Aviva Investors makes £15 million venture & growth capital investment with Cambridge Innovation Capital

(London) – Aviva Investors, the global asset management business of Aviva plc (‘Aviva’), announces it has made a £15 million investment with Cambridge Innovation Capital (‘CIC’), a leading venture capital firm which specialises in early-stage life sciences and deep tech companies in Cambridge. 

  • Investment builds on existing support for Cambridge innovation cluster

The investment has been made by the Aviva Investors Venture & Growth Capital LTAF (‘Long Term Asset Fund’), which launched in January with an initial commitment of approximately £150 million from Aviva and aims to give DC pension funds and wealth markets better access to innovative growth companies.

The commitment from Aviva Investors anchors CIC’s newly-launched Opportunity Fund, which has already made its first two investments, into Pragmatic and  Riverlane. Pragmatic is a world leader in semiconductor innovation and one of the UK’s largest chip designers and manufacturers. Riverlane specialises in the complex challenge of quantum error correction paving the way to make quantum computing useful, sooner.

Since its inception in 2013, CIC has raised £600 million and invested in more than 40 innovative and world-leading companies, helping to accelerate their growth. The company has a privileged relationship with the University of Cambridge, considered one of Europe’s top source of founders for venture-backed start-ups.

Aviva Investors’ commitment to the CIC Opportunity Fund aligns with UK Government plans to deliver the Oxford-Cambridge Growth Corridor, furthering the region’s ambition to be a world-leading life science, tech and innovation cluster1.

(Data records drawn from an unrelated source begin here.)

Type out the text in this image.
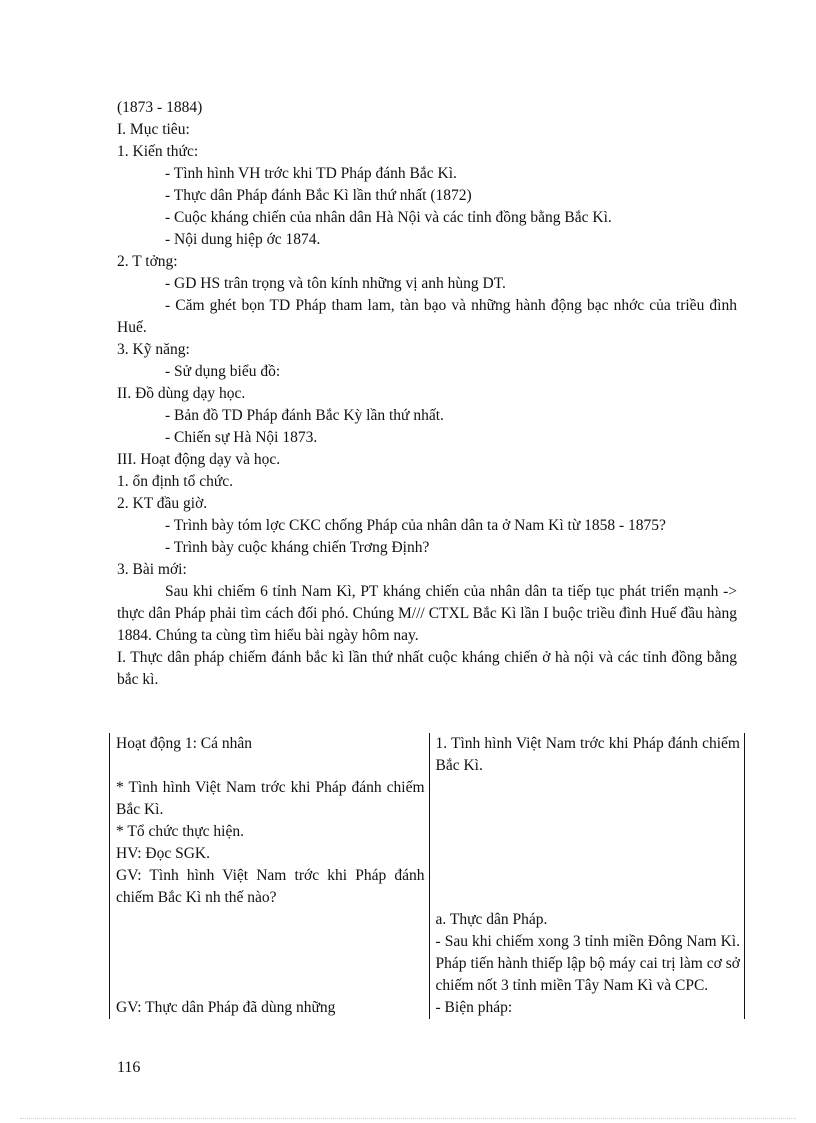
(1873 - 1884)
I. Mục tiêu:
1. Kiến thức:
- Tình hình VH trớc khi TD Pháp đánh Bắc Kì.
- Thực dân Pháp đánh Bắc Kì lần thứ nhất (1872)
- Cuộc kháng chiến của nhân dân Hà Nội và các tỉnh đồng bằng Bắc Kì.
- Nội dung hiệp ớc 1874.
2. T tởng:
- GD HS trân trọng và tôn kính những vị anh hùng DT.
- Căm ghét bọn TD Pháp tham lam, tàn bạo và những hành động bạc nhớc của triều đình Huế.
3. Kỹ năng:
- Sử dụng biểu đồ:
II. Đồ dùng dạy học.
- Bản đồ TD Pháp đánh Bắc Kỳ lần thứ nhất.
- Chiến sự Hà Nội 1873.
III. Hoạt động dạy và học.
1. ổn định tổ chức.
2. KT đầu giờ.
- Trình bày tóm lợc CKC chống Pháp của nhân dân ta ở Nam Kì từ 1858 - 1875?
- Trình bày cuộc kháng chiến Trơng Định?
3. Bài mới:
Sau khi chiếm 6 tỉnh Nam Kì, PT kháng chiến của nhân dân ta tiếp tục phát triển mạnh -> thực dân Pháp phải tìm cách đối phó. Chúng M/// CTXL Bắc Kì lần I buộc triều đình Huế đầu hàng 1884. Chúng ta cùng tìm hiểu bài ngày hôm nay.
I. Thực dân pháp chiếm đánh bắc kì lần thứ nhất cuộc kháng chiến ở hà nội và các tỉnh đồng bằng bắc kì.
Hoạt động 1: Cá nhân	1. Tình hình Việt Nam trớc khi Pháp đánh chiếm Bắc Kì.

* Tình hình Việt Nam trớc khi Pháp đánh chiếm Bắc Kì.
* Tổ chức thực hiện.
HV: Đọc SGK.
GV: Tình hình Việt Nam trớc khi Pháp đánh chiếm Bắc Kì nh thế nào?	

	a. Thực dân Pháp.
- Sau khi chiếm xong 3 tỉnh miền Đông Nam Kì. Pháp tiến hành thiếp lập bộ máy cai trị làm cơ sở chiếm nốt 3 tỉnh miền Tây Nam Kì và CPC.

GV: Thực dân Pháp đã dùng những	- Biện pháp:
116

The investment with CIC follows a recent financing by the Aviva Investors Venture & Growth Capital LTAF in Cambridge-based Owlstone Medical, together with existing Aviva venture capital investments in the Cambridge market, including Ahren Innovation Capital and Amadeus Capital Partners. It also builds on Aviva Investors’ existing support for Cambridge’s life sciences and biotechnology community, which includes Chesterford Research Park, an advanced laboratory and office space for biotechnology, pharmaceutical and technology R&D companies, spread across 250 acres. Work is currently underway at the Park to deliver over 60,000 sq ft of additional laboratory and office space, as it looks to reinforce its reputation as a best-in-class location for global leaders in life sciences.

In 2019 Aviva Investors agreed to invest up to £250 million towards the creation of the CB1 Estate, a 26-acre master-planned development to regenerate and revitalise Station Road in central Cambridge, funding several buildings under the scheme including 10, 20, 30 and 50/60 Station Road, which are home to global leading companies including, Amazon and Samsung.

In June 2024, Aviva Investors announced it had forward funded the creation of 101 single-family homes as part of the Franklin Gardens community within the wider Darwin Green masterplan on the northwestern edge of Cambridge.

Ben Luckett, Managing Director, Venture and Strategic Capital, at Aviva Investors, said:

“We are very pleased to complete our latest investment in the Cambridge innovation cluster. CIC has a wealth of expertise in life sciences and deep tech, discovering and supporting pioneering companies like Pragmatic and Riverlane which can help the UK get ready for the future whilst putting it at the forefront of global innovation.

“As an investor with a long-standing presence in Cambridge, we understand its reputation as a world-leading technology cluster, the huge value of the unique ideas being created here, and their potential to create growth, success and impact. We believe CIC’s new Fund and its unrivalled access to these early-stage companies, will enable us to support their growth whilst aiming to deliver long-term investment outcomes.”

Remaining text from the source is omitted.